Algebra: Procedural (how to compute)
Calculus: Declarative (what to compute)
Both relationally complete
14. Give TRC expressions for:
a) Selection: { t | t ∈ R ∧ t.A > 5 }
b) Projection: { t.A, t.B | t ∈ R }
c) Join: { <t, s> | t ∈ R ∧ s ∈ S ∧ t.A = s.A }
d) Union: { t | t ∈ R ∨ t ∈ S }
e) Difference: { t | t ∈ R ∧ ¬(t ∈ S) }
15. Convert complex SQL with nested subqueries to TRC:
SQL:
SELECT e.Name
FROM Employee e
WHERE e.Salary > (SELECT AVG(Salary) FROM Employee)
AND EXISTS (
SELECT * FROM WorksOn w
WHERE w.EmpID = e.EmpID AND w.Hours > 20
);
TRC:
{ t.Name | t ∈ Employee ∧
t.Salary > (average of all salaries) ∧
∃w ∈ WorksOn (w.EmpID = t.EmpID ∧ w.Hours > 20)
}
Note: Aggregates not directly expressible in basic calculus
QUICK REVISION:
TRC Syntax:
{ t | P(t) } or { t.A1, t.A2, ... | P(t) }
DRC Syntax:
{ <x1, x2, ...> | P(x1, x2, ...) }
Quantifiers:
- ∃t ∈ R (P(t)): There exists
- ∀t ∈ R (P(t)): For all
Logical Operators:
- ∧: AND
- ∨: OR
- ¬: NOT
- ⇒: IMPLIES (A ⇒ B ≡ ¬A ∨ B)
De Morgan's Laws:
- ¬(∃t (P(t))) ≡ ∀t (¬P(t))
- ¬(∀t (P(t))) ≡ ∃t (¬P(t))
SQL Equivalences:
- SELECT → Projection { t.A, t.B | ... }
- WHERE → Selection { t | ... ∧ condition }
- JOIN → Join { t | ∃s ∈ S (...) }
- EXISTS → ∃
- NOT EXISTS → ¬∃ or ∀¬
- ALL → ∀
- ANY → ∃
Safety:
- Must restrict variables to finite domains
- Result must be finite
- { t | t ∈ R ∧ ... } is safe
- { t | ¬(t ∈ R) } is unsafe
Key points
KEY TAKEAWAYS:
✓ Relational calculus is declarative (what to compute), algebra is procedural (how to compute)

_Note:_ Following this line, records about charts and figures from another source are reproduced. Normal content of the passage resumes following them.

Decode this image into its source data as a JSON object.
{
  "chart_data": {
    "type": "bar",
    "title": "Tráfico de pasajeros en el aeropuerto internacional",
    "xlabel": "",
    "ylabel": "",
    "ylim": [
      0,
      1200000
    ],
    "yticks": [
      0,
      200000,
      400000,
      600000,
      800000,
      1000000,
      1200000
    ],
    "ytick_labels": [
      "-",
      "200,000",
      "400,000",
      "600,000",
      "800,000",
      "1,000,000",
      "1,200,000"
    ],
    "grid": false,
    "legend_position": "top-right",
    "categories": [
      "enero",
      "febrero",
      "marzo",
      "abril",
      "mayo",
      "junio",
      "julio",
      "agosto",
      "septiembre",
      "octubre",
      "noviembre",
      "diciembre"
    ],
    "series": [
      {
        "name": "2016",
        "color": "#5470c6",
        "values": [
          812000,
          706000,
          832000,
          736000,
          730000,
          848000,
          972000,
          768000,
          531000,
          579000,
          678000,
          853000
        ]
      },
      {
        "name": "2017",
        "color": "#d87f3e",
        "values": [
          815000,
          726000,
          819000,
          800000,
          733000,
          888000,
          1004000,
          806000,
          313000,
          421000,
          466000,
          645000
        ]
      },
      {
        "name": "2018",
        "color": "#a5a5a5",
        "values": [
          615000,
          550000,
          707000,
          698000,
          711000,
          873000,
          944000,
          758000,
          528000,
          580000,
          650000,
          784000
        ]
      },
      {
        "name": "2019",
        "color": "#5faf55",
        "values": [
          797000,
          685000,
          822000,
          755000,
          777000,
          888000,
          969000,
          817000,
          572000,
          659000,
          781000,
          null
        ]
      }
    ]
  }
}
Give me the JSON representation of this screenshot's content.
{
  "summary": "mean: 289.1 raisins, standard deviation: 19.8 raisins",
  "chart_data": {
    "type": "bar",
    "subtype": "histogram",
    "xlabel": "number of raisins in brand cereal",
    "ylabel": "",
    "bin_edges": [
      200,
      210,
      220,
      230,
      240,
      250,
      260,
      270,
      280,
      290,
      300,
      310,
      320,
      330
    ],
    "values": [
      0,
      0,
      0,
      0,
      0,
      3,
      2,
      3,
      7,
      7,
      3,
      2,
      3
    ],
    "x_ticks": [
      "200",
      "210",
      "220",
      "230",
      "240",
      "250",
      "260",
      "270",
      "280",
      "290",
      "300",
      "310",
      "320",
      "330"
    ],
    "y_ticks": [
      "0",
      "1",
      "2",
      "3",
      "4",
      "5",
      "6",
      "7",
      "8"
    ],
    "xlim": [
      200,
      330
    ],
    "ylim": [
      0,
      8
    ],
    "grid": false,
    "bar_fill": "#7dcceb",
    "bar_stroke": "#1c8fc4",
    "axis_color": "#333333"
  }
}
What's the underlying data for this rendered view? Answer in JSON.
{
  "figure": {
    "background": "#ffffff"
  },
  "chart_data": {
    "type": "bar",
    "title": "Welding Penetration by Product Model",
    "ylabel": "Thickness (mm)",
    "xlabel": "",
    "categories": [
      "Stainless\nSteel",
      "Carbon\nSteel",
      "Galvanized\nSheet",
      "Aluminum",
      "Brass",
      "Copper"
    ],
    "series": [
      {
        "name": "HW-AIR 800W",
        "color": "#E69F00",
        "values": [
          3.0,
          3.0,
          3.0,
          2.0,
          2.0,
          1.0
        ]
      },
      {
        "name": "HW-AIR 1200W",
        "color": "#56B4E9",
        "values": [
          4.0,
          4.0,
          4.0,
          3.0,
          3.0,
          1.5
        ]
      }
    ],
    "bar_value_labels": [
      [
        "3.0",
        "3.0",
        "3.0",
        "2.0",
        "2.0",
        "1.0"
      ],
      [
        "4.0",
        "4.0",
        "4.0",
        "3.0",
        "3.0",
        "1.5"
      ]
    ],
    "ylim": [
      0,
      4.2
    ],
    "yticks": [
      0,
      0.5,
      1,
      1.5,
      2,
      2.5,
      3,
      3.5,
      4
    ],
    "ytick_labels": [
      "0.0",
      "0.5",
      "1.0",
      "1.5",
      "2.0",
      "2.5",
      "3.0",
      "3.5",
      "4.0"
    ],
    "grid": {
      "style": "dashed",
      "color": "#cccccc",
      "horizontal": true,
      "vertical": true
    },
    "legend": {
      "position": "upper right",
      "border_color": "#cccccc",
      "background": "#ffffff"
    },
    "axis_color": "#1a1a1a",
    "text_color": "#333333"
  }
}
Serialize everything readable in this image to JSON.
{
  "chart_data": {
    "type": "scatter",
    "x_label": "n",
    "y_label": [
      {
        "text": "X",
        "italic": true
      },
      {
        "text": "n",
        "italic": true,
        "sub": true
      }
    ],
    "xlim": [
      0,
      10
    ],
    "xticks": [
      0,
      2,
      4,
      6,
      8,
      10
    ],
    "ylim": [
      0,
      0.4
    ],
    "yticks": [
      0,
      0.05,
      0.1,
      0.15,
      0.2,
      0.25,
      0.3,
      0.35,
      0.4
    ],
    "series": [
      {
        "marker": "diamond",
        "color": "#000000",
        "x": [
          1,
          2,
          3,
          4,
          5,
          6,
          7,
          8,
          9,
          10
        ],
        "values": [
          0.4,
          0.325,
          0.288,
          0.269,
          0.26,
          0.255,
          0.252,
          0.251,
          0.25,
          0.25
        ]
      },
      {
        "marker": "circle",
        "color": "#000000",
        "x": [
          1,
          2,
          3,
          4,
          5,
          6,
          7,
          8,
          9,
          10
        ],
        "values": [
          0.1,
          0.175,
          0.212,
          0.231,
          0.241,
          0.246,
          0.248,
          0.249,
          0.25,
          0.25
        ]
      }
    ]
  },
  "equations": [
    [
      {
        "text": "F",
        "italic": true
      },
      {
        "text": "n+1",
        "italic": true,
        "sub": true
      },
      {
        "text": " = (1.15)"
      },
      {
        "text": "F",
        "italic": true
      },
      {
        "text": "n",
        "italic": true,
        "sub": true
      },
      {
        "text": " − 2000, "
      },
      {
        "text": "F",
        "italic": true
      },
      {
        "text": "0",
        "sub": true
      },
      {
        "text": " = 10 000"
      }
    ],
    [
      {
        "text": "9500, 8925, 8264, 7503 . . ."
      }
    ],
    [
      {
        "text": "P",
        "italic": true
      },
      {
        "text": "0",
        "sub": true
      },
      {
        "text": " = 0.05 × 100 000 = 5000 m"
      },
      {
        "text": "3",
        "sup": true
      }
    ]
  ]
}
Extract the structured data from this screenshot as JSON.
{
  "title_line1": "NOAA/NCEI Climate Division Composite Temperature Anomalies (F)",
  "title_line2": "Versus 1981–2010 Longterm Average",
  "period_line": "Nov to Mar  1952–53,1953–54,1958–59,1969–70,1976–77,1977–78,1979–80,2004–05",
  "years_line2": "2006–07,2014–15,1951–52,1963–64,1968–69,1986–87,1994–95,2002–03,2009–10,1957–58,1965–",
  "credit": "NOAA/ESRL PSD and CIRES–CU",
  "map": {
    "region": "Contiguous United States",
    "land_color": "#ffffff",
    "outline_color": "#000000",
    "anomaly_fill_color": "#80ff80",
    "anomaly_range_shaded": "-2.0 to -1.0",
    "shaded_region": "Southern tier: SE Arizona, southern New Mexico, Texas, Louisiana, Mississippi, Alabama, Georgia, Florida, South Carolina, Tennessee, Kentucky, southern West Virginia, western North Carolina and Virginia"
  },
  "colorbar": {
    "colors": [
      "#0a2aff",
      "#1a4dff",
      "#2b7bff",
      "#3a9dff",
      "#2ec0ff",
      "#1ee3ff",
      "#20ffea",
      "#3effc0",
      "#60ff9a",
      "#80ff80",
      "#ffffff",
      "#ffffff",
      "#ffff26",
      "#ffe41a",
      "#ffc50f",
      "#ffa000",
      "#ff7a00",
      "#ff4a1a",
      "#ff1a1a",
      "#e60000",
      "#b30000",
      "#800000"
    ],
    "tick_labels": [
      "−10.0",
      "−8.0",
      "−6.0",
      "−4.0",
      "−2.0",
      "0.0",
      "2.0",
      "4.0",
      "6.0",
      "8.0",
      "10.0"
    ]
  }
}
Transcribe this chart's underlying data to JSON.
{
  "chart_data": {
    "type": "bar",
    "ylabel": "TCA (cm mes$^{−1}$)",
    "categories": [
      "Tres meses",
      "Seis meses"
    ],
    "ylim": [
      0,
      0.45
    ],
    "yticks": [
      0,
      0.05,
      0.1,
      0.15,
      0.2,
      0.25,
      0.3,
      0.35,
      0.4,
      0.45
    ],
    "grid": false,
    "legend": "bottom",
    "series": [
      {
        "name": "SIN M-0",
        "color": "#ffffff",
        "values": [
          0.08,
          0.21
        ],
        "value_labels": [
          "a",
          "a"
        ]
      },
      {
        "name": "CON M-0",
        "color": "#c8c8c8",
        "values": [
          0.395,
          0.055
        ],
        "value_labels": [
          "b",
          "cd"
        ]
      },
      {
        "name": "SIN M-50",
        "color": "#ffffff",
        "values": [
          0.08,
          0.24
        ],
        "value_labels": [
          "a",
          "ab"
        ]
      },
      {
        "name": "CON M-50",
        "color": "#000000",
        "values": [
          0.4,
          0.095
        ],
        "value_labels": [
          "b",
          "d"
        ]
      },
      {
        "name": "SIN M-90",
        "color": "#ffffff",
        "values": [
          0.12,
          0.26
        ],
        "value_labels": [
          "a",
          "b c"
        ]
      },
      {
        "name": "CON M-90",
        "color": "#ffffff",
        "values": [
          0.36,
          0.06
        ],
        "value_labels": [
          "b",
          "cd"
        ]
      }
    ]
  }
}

✓ Two variants: Tuple Relational Calculus (TRC) and Domain Relational Calculus (DRC)
✓ TRC variables range over tuples, DRC variables range over domain values
✓ General form: { t | P(t) } where P(t) is a logical predicate
✓ Quantifiers: ∃ (exists) and ∀ (for all) express complex conditions
✓ ∃ used for EXISTS, ANY in SQL; ∀ used for ALL, NOT EXISTS (negated)
✓ Safety crucial: Expressions must produce finite results
✓ Unsafe expressions allow infinite results (e.g., { t | ¬(t ∈ R) })
✓ Safe expressions restrict variables to specific relations
✓ De Morgan's laws: ¬∃ ≡ ∀¬ (useful for rewriting)
✓ Codd's Theorem: Relational Algebra ≡ Safe TRC ≡ Safe DRC (all relationally complete)
✓ Universal quantifier pattern: ∀t (P(t) ⇒ Q(t)) means "for all t satisfying P, Q is true"
✓ TRC is theoretical basis for SQL SELECT statements
✓ Understanding calculus helps: Write complex SQL, understand query semantics, optimize queries
✓ All three equivalent: Relational Algebra, TRC, DRC can express same queries
REMEMBER: Relational calculus provides mathematical foundation for SQL. While you write SQL in practice, understanding calculus helps you reason about query correctness, equivalence, and optimization!